Regardless of whether they have to comply with the mandate, employers large and small are likely to be face stiff price hikes for insurance premiums next year stemming from the law’s requirements that all plans offered inside and outside the marketplaces meet basic minimum coverage standards and guaranteed coverage to all, even those with pre-existing conditions and high medical costs.

James Lagos of Lagos & Lagos, a Springfield-based property management firm, said his insurance company — Blue Cross and Blue Shield — has already passed those increased medical costs onto him.

Lagos pays 100 percent of health premium costs for about 40 employees in the Dayton area and in South Carolina, even though the law does not require him to provide insurance..

He said his rates generally rise “in the single digits” each year. But this year his premiums spiked 14 percent.

“I thought I was always part of the solution by providing this benefit to my employees,” Lagos said. “Now my premiums are going to go up because of the actions of the federal government, and that hurts me.

“That’s money I could spend on something else,” he said.
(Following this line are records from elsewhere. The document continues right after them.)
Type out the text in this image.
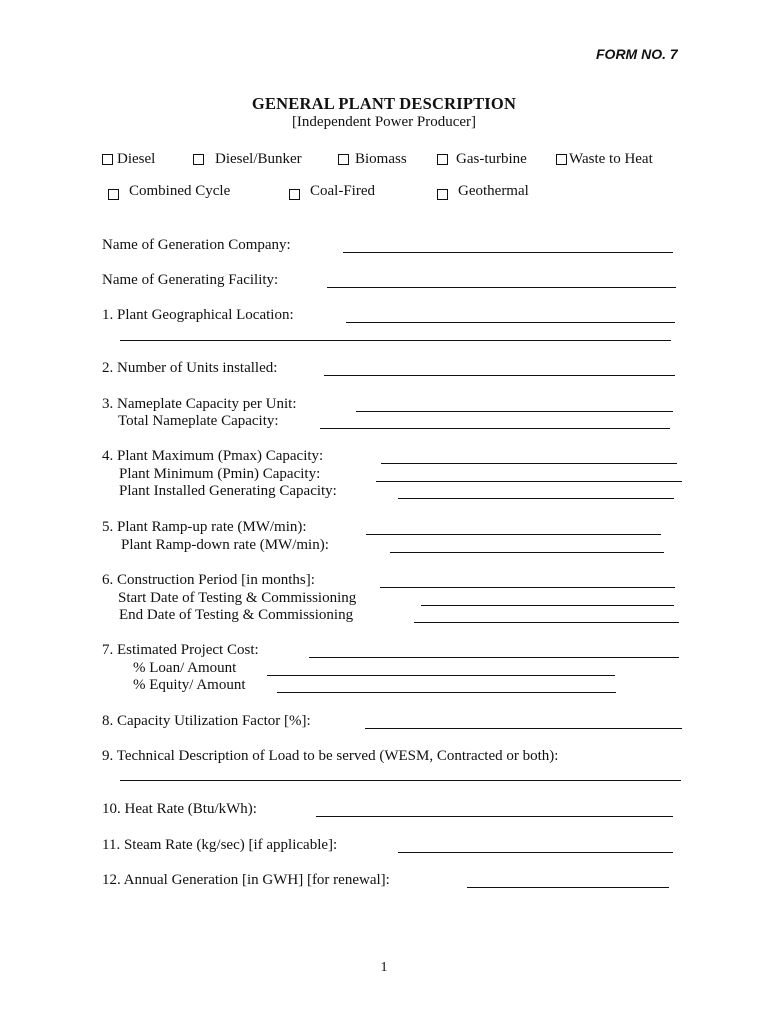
FORM NO. 7
GENERAL PLANT DESCRIPTION
[Independent Power Producer]
Diesel	Diesel/Bunker	Biomass	Gas-turbine	Waste to Heat
Combined Cycle	Coal-Fired	Geothermal
Name of Generation Company:
Name of Generating Facility:
1. Plant Geographical Location:
2. Number of Units installed:
3. Nameplate Capacity per Unit:
Total Nameplate Capacity:
4. Plant Maximum (Pmax) Capacity:
Plant Minimum (Pmin) Capacity:
Plant Installed Generating Capacity:
5. Plant Ramp-up rate (MW/min):
Plant Ramp-down rate (MW/min):
6. Construction Period [in months]:
Start Date of Testing & Commissioning
End Date of Testing & Commissioning
7. Estimated Project Cost:
% Loan/ Amount
% Equity/ Amount
8. Capacity Utilization Factor [%]:
9. Technical Description of Load to be served (WESM, Contracted or both):
10. Heat Rate (Btu/kWh):
11. Steam Rate (kg/sec) [if applicable]:
12. Annual Generation [in GWH] [for renewal]:
1
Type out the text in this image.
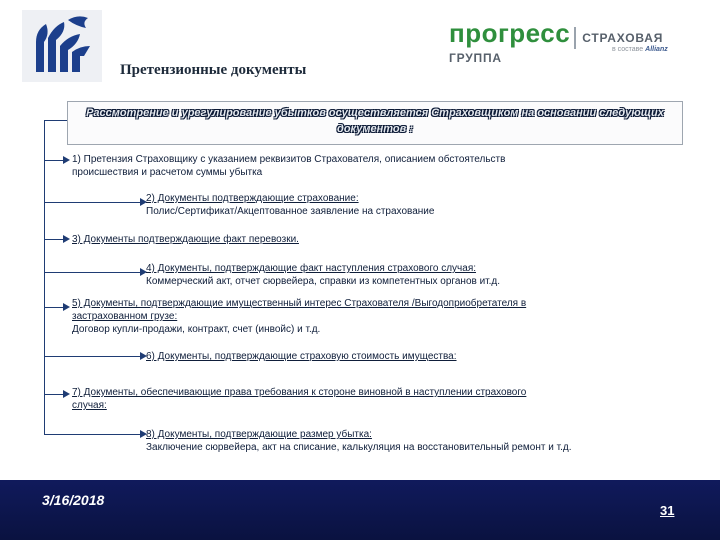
прогресс СТРАХОВАЯ ГРУППА
в составе Allianz
Претензионные документы
Рассмотрение и урегулирование убытков осуществляется Страховщиком на основании следующих документов :
1) Претензия Страховщику с указанием реквизитов Страхователя, описанием обстоятельств происшествия и расчетом суммы убытка
2) Документы подтверждающие страхование:
Полис/Сертификат/Акцептованное заявление на страхование
3) Документы подтверждающие факт перевозки.
4) Документы, подтверждающие факт наступления страхового случая:
Коммерческий акт, отчет сюрвейера, справки из компетентных органов ит.д.
5) Документы, подтверждающие имущественный интерес Страхователя /Выгодоприобретателя в застрахованном грузе:
Договор купли-продажи, контракт, счет (инвойс) и т.д.
6) Документы, подтверждающие страховую стоимость имущества:
7) Документы, обеспечивающие права требования к стороне виновной в наступлении страхового случая:
8) Документы, подтверждающие размер убытка:
Заключение сюрвейера, акт на списание, калькуляция на восстановительный ремонт и т.д.
3/16/2018
31
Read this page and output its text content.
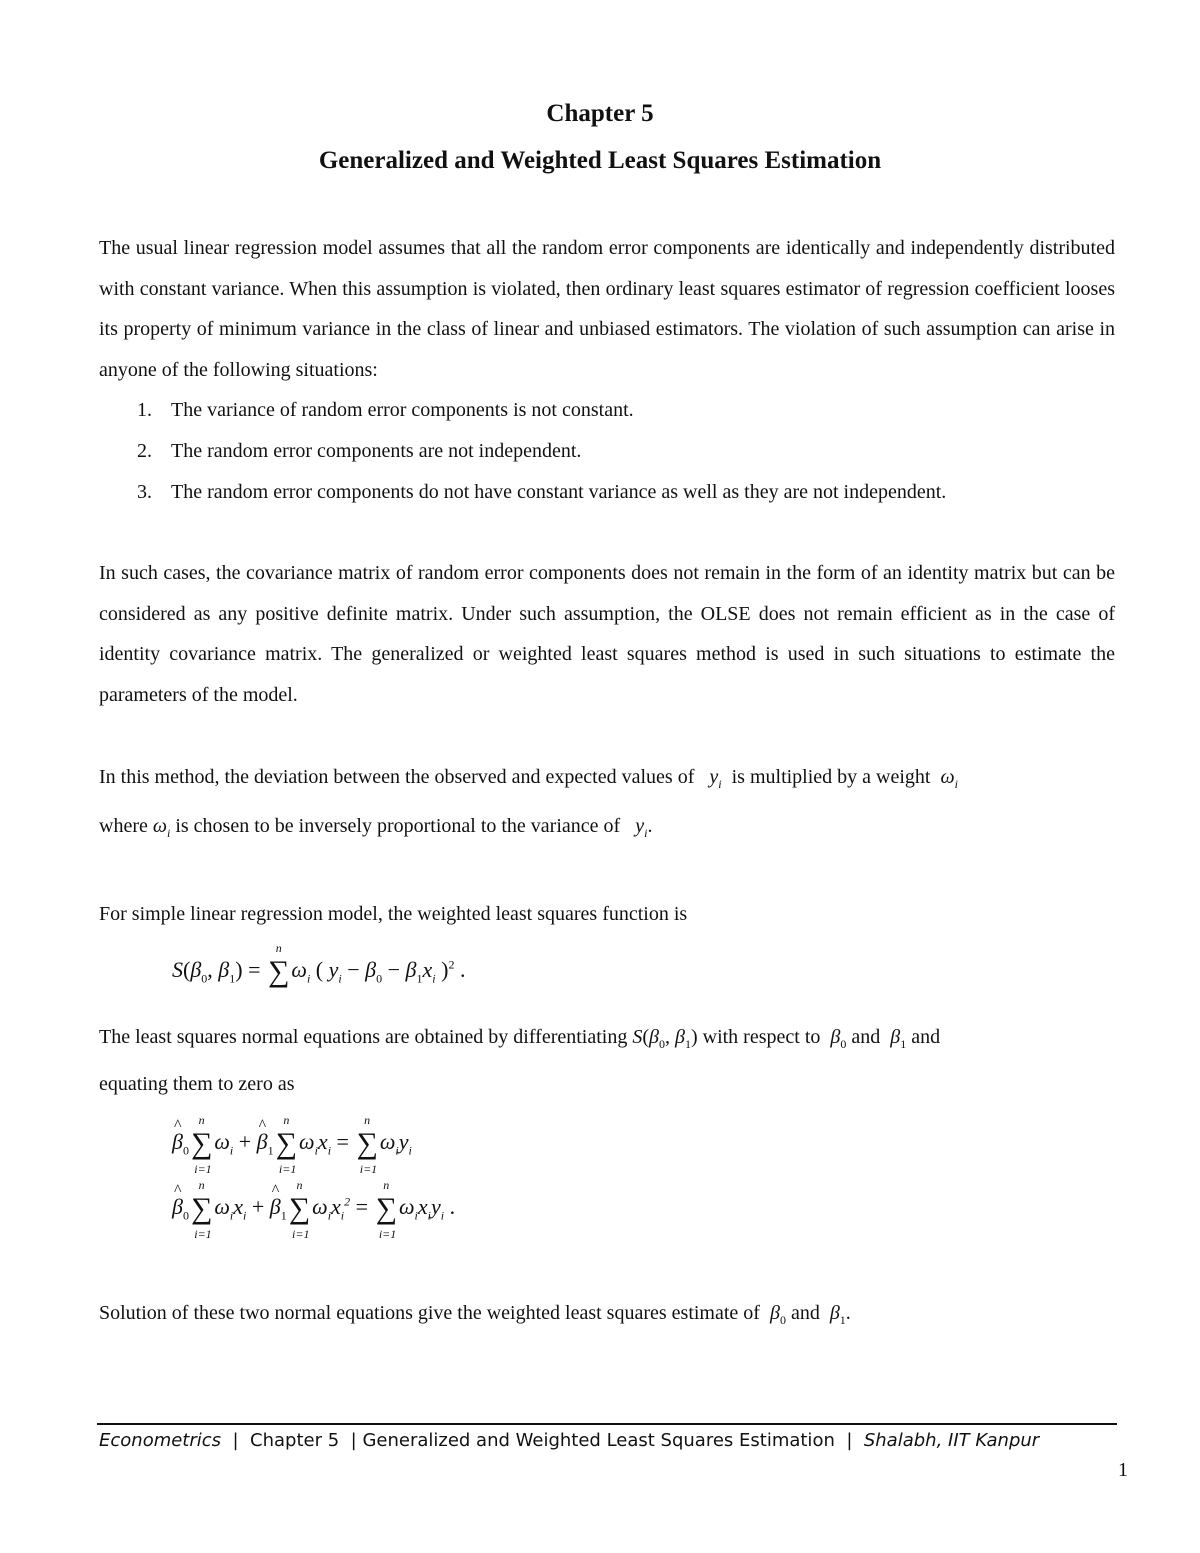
Chapter 5
Generalized and Weighted Least Squares Estimation

The usual linear regression model assumes that all the random error components are identically and independently distributed with constant variance. When this assumption is violated, then ordinary least squares estimator of regression coefficient looses its property of minimum variance in the class of linear and unbiased estimators. The violation of such assumption can arise in anyone of the following situations:

1. The variance of random error components is not constant.
2. The random error components are not independent.
3. The random error components do not have constant variance as well as they are not independent.

In such cases, the covariance matrix of random error components does not remain in the form of an identity matrix but can be considered as any positive definite matrix. Under such assumption, the OLSE does not remain efficient as in the case of identity covariance matrix. The generalized or weighted least squares method is used in such situations to estimate the parameters of the model.

In this method, the deviation between the observed and expected values of $y_i$ is multiplied by a weight $\omega_i$
where $\omega_i$ is chosen to be inversely proportional to the variance of $y_i$.
For simple linear regression model, the weighted least squares function is
$S(\beta_0$, $\beta_1$) =
n
$\sum\omega_i$ ( $y_i - \beta_0 - \beta_1x_i$ )$^2$ .
The least squares normal equations are obtained by differentiating $S(\beta_0$, $\beta_1$) with respect to $\beta_0$ and $\beta_1$ and
equating them to zero as
^ $\beta_0$
n
∑
i=1
$\omega_i$ + ^ $\beta_1$
n
∑
i=1
$\omega_ix_i$ =
n
∑
i=1
$\omega_iy_i$
^ $\beta_0$
n
∑
i=1
$\omega_ix_i$ + ^ $\beta_1$
n
∑
i=1
$\omega_ix_i^2$ =
n
∑
i=1
$\omega_ix_iy_i$ .
Solution of these two normal equations give the weighted least squares estimate of $\beta_0$ and $\beta_1$.
Econometrics | Chapter 5 | Generalized and Weighted Least Squares Estimation | Shalabh, IIT Kanpur
1
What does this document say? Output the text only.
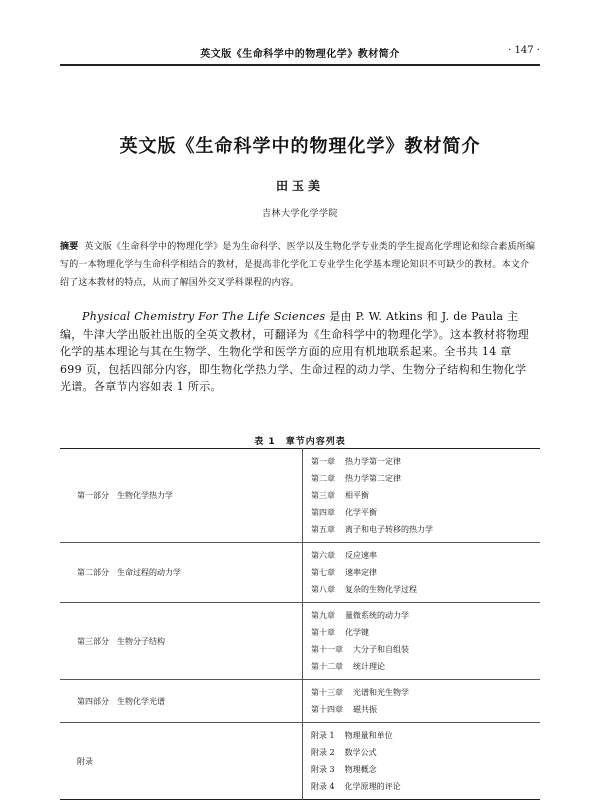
英文版《生命科学中的物理化学》教材简介	· 147 ·
英文版《生命科学中的物理化学》教材简介
田玉美
吉林大学化学学院
摘要 英文版《生命科学中的物理化学》是为生命科学、医学以及生物化学专业类的学生提高化学理论和综合素质所编写的一本物理化学与生命科学相结合的教材，是提高非化学化工专业学生化学基本理论知识不可缺少的教材。本文介绍了这本教材的特点，从而了解国外交叉学科课程的内容。
Physical Chemistry For The Life Sciences 是由 P. W. Atkins 和 J. de Paula 主编，牛津大学出版社出版的全英文教材，可翻译为《生命科学中的物理化学》。这本教材将物理化学的基本理论与其在生物学、生物化学和医学方面的应用有机地联系起来。全书共 14 章 699 页，包括四部分内容，即生物化学热力学、生命过程的动力学、生物分子结构和生物化学光谱。各章节内容如表 1 所示。
表 1　章节内容列表
第一部分　生物化学热力学	第一章 热力学第一定律
第二章 热力学第二定律
第三章 相平衡
第四章 化学平衡
第五章 离子和电子转移的热力学

第二部分　生命过程的动力学	第六章 反应速率
第七章 速率定律
第八章 复杂的生物化学过程

第三部分　生物分子结构	第九章 量微系统的动力学
第十章 化学键
第十一章 大分子和自组装
第十二章 统计理论

第四部分　生物化学光谱	第十三章 光谱和光生物学
第十四章 磁共振

附录	附录 1 物理量和单位
附录 2 数学公式
附录 3 物理概念
附录 4 化学原理的评论
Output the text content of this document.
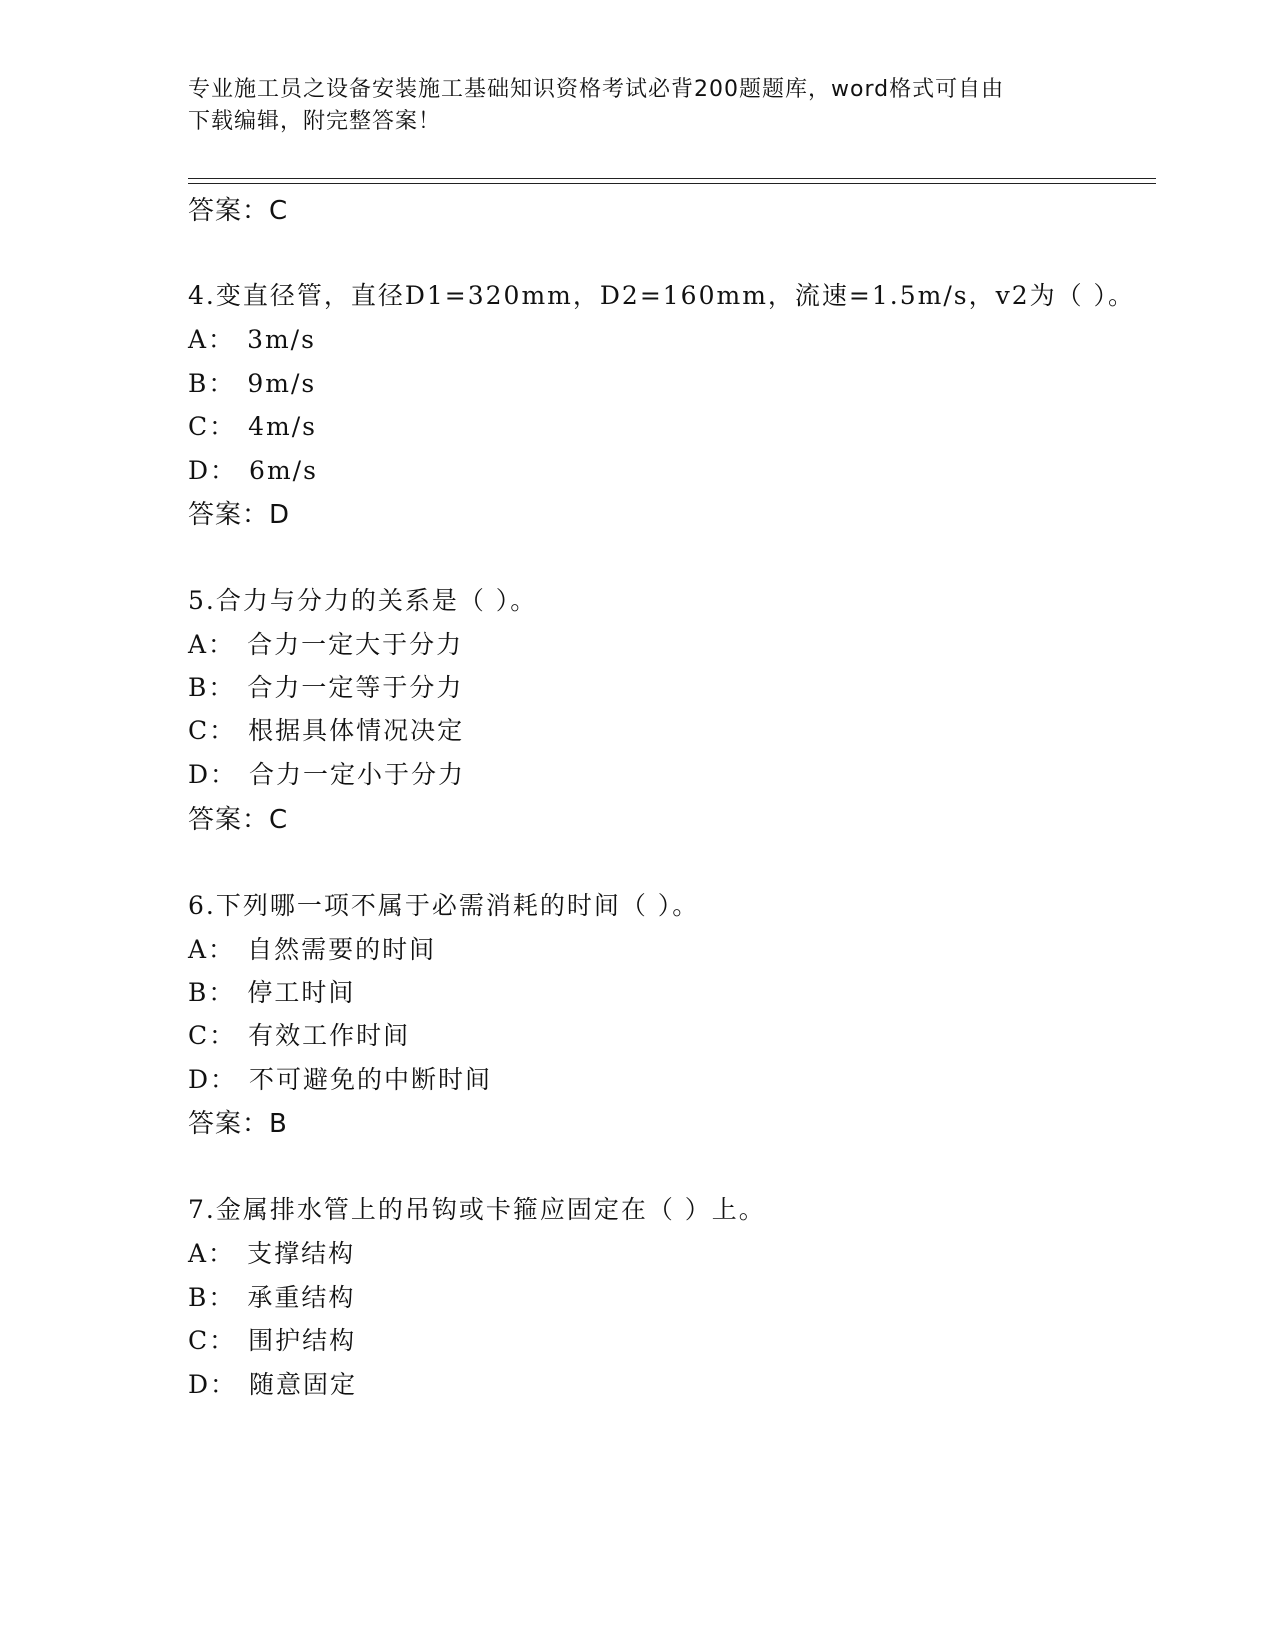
专业施工员之设备安装施工基础知识资格考试必背200题题库，word格式可自由
下载编辑，附完整答案！
答案：C
4.变直径管，直径D1=320mm，D2=160mm，流速=1.5m/s，v2为（ ）。
A： 3m/s
B： 9m/s
C： 4m/s
D： 6m/s
答案：D
5.合力与分力的关系是（ ）。
A： 合力一定大于分力
B： 合力一定等于分力
C： 根据具体情况决定
D： 合力一定小于分力
答案：C
6.下列哪一项不属于必需消耗的时间（ ）。
A： 自然需要的时间
B： 停工时间
C： 有效工作时间
D： 不可避免的中断时间
答案：B
7.金属排水管上的吊钩或卡箍应固定在（ ）上。
A： 支撑结构
B： 承重结构
C： 围护结构
D： 随意固定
Jim Kleingers, president and CEO of The Kleingers Group, a civil engineering firm with offices in Columbus, Dayton, Middletown and West Chester, is also concerned about premiums that were already increasing even before the health care law was passed.

“Our premiums were increasing every year, and we had to step down our offerings to fit our budget, while asking folks to pay a little more themselves,” said Kleingers.

Now the growing company, which has more than 60 employees and falls well within the realm of the employer mandate, is faced with even steeper increases in premiums, said Nancy Blaha, the company’s human resources manager.

“We are anticipating a fairly healthy increase, maybe double digits,” she said. “In the past, we have been fortunate to have single-digit increases.”

Blaha said The Kleingers Group is taking a wait-and-see attitude: “We are all patiently waiting to see what the landscape looks like when the plans are rolled out, and we’ll be reassessing all of our options for our employees.”